Veterans used to enjoy some benefits, travelling free on public
transport and receiving gas and electricity supplies for nothing.
However, former Azerbaijani president Heidar Aliev cut those benefits
from the beginning of 2002.

Rei Kerimoglu, a spokesman for the Karabakh Gazileri (Karabakh
Warriors) organisation, one of several veterans’ groups, told IWPR that
benefits for invalids are sometimes misappropriated. For instance,
specially-adapted vehicles should be provided to invalids free of
charge, but officials demand a bribe of 300 to 400 dollars to hand
them over.

Kerimoglu said that in recent years, abject poverty has driven 36
war invalids to kill themselves, and 75 more have been treated by
doctors after attempting suicide.

Mekhti Mekhtiev, chairman of the Public Union of Karabakh War
Invalids, Veterans and Families of Martyrs’ Families, told IWPR, “We
have been facing a difficult situation since our benefits were cut.
When Baku mayor Hajibala Abutalibov had illegally-built structures
demolished, some trading booths belonging to Karabakh veterans also
got destroyed. These people are unable to work due to their health,
and trading is their only source of income. Now many veterans are
simply starving.”

Labour and welfare minister Nagiev denies that veterans are being
neglected. He said the 8,000 Karabakh war invalids on his ministry’s
books get priority treatment from the state. “Compared with others,
they have much higher pensions, they receive free medical treatment
at home, and those who need to have treatment abroad are given a
certain amount of money every year,” he said. The minister said the
state has handed out nearly 800 cars and 350 apartments to veterans
free of charge since 1997.

Altay Mamedov, who heads the Azerbaijani Association for Veterans of
the Great Patriotic War, an organisation originally set up to help
Second World War participants, said part of the problem is that there
are so many different veterans’ groups.

“In other countries there is one centralised body that deals with all
the problems facing veterans. But we have nine state organisations
doing it, and as a result there are differing interpretations of the
criteria for granting veteran status, and varying numbers of veterans
are cited,” said Mamedov. “The state claims there are 74,000 veterans
of the Karabakh war in the country. But our data indicates that the
number of war veterans is exaggerated. Our association is proposing to
unite all organisations that [have the power to] grant veteran status.”
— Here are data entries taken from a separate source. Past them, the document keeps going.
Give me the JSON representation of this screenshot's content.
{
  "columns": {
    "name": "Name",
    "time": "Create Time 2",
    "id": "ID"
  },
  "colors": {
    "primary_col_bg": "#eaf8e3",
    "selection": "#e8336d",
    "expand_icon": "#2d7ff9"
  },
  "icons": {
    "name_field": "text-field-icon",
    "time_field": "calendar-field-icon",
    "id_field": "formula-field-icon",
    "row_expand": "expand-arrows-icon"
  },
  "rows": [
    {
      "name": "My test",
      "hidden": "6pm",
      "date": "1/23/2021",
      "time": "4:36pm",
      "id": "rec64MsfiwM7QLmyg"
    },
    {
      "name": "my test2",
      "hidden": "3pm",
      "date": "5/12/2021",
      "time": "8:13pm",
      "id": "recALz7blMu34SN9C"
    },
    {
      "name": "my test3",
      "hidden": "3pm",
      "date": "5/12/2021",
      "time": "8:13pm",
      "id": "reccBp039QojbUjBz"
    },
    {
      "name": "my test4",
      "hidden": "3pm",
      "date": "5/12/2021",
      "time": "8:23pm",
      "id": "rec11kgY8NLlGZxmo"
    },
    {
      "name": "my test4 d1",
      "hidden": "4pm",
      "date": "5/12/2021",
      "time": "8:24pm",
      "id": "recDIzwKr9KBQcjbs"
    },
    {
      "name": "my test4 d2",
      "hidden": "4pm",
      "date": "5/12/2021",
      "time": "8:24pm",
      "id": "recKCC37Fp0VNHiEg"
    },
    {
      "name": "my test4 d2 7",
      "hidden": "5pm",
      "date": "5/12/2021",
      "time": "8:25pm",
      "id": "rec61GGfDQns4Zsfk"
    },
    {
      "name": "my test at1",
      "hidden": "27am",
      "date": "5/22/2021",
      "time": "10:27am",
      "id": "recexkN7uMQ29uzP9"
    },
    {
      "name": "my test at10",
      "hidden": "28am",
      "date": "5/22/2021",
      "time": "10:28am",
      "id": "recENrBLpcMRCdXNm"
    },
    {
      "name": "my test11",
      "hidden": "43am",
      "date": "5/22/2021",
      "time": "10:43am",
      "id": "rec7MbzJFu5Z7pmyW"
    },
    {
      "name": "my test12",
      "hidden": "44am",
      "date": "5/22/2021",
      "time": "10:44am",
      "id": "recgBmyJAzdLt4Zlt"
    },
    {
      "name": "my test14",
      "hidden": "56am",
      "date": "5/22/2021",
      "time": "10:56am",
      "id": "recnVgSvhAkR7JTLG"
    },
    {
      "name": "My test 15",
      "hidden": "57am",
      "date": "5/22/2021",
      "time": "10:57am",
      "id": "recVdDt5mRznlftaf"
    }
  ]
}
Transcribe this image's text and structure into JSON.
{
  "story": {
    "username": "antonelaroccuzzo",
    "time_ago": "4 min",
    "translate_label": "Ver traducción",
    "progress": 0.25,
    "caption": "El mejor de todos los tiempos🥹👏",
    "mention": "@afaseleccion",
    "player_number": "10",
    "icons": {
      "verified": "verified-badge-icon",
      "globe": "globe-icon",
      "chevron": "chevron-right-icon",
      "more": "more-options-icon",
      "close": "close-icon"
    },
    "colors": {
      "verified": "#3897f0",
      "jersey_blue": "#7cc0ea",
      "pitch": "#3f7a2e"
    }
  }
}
Neither Rahim nor Azer is a member of any of the veterans’
organisations.

“It’s all politics, and the heads of all those organisations just
want to grab a piece of the pie,” said Rahim. Azer agreed, saying,
“If you hang around waiting for help from the state, you could easily
starve to death.”

Neither man likes reminiscing about the war, and they do not take
part in army reunions. The memories of what they did then are a burden
they carry alone.

Mamed Suleimanov is a reporter for the Baku newspaper Novoe Vremya.